Na
redação, o secretário fazia a cozinha do jornal, quando a senhora,
não primaveril, mas ainda não invernosa, dele se aproximou
timidamente. E sacando da bolsa um recorte de suplemento,
perguntou-lhe se sabia o endereço de Emílio Moura, autor dos versos
ali estampados.
O
secretário explicou-lhe que o assunto era da competência do Silva,
encarregado da seção literária. O Silva não ia demorar, estava na
hora dele. Não queria sentar-se, esperar?
Ela
recolheu cuidadosamente o fragmento e dispôs-se a aguardar o Silva,
que, como acontece nessas ocasiões, tardou um pouquinho. Mas que
tardasse dois anos, não fazia diferença, a julgar pelo semblante da
senhora, de paciente determinação.
Diante
do Silva, exibiu novamente o papelzinho e fez-lhe a pergunta.
— Endereço
do Emílio Moura? Pois não, minha senhora. Com licença, deixe ver
aqui no caderninho: rua tal, número tal, em Belo Horizonte…
O
rosto da senhora se transfigurou:
— Belo
Horizonte? O senhor tem certeza de que ele está em Belo Horizonte?
— Se
está, no momento, não sei, minha senhora.
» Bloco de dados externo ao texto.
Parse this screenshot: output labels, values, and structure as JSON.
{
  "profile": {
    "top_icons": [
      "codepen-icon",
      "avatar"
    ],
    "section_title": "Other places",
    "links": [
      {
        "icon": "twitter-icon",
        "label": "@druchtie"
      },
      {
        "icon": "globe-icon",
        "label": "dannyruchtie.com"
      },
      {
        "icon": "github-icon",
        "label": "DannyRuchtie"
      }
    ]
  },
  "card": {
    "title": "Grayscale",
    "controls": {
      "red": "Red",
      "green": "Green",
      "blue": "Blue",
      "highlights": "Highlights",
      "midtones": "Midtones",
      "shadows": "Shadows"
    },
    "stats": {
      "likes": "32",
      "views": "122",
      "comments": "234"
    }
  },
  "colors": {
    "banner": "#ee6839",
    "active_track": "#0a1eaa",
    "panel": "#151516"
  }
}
Mas sempre morou lá,
isso eu posso lhe garantir.
Nova
mutação se operou na fisionomia da visitante, onde o desaponto
parecia querer instalar-se, mas era combatido pela dúvida:
— O
senhor… o senhor conhece pessoalmente Emílio Moura?
— Conheço,
sim. Há muitos anos.
— Muitos?
Que idade tem ele, mais ou menos?
— Fez
cinquenta há pouco tempo, a senhora não leu nos jornais a
comemoração?
— Tem
certeza de que não está enganado? Perdoe a insistência, mas podia
me fazer o retrato físico de Emílio Moura?
— Perfeitamente.
Trata-se de um senhor alto, magro, cabelos ainda pretos, pequena
costeleta, bigodinho, usa piteira e fuma cigarro de palha. Que mais?
Meio calado, extremamente simpático, muito querido por todos.
Completo a ficha: professor da Universidade, casado, com filhos.
A
senhora olhava para o papel, dobrava-o, esboçava o gesto de jogá-lo
fora, depois o desdobrava e alisava com carinho. E, na ponta de um
longo silêncio:
— Sr.
Silva, este pedacinho de jornal me trouxe uma grande esperança e
agora uma profunda decepção. Muito obrigada. Desculpe.
Ia
retirar-se, sem que o Silva compreendesse níquel, mas voltou-se, e
rapidamente desfolhou esta confidência:
— Há
quatro anos ando à procura de Emílio Moura. Éramos muito amigos,
ele fazia versos lindos, que eu, na qualidade de sua maior amiga, lia
em primeira mão. Um dia, contou-me que ia viajar para Montevidéu,
onde ficaria algum tempo. Escreveu-me de lá duas vezes, e da segunda
anunciava que seguiria para o Canadá. Nunca mais tive a menor
notícia. Ninguém sabe informar nada. Quando li no jornal esta
poesia com o nome dele, fiquei cheia de esperança, mas agora não
sei o que pensar. O senhor me diz que Emílio Moura tem cinquenta
anos e é professor em Belo Horizonte. O que eu conheço tem trinta e
dois anos e nunca morou em Minas, que eu saiba, mas como os versos
dele são parecidos com estes que o seu jornal publicou! A mesma
doçura, uma sensação de fim de tarde, meio triste, o senhor não
imagina… Enganei-me. Desculpe mais uma vez, e passe bem, sr. Silva.
Saiu,
levando nas mãos o papelzinho, como uma flor.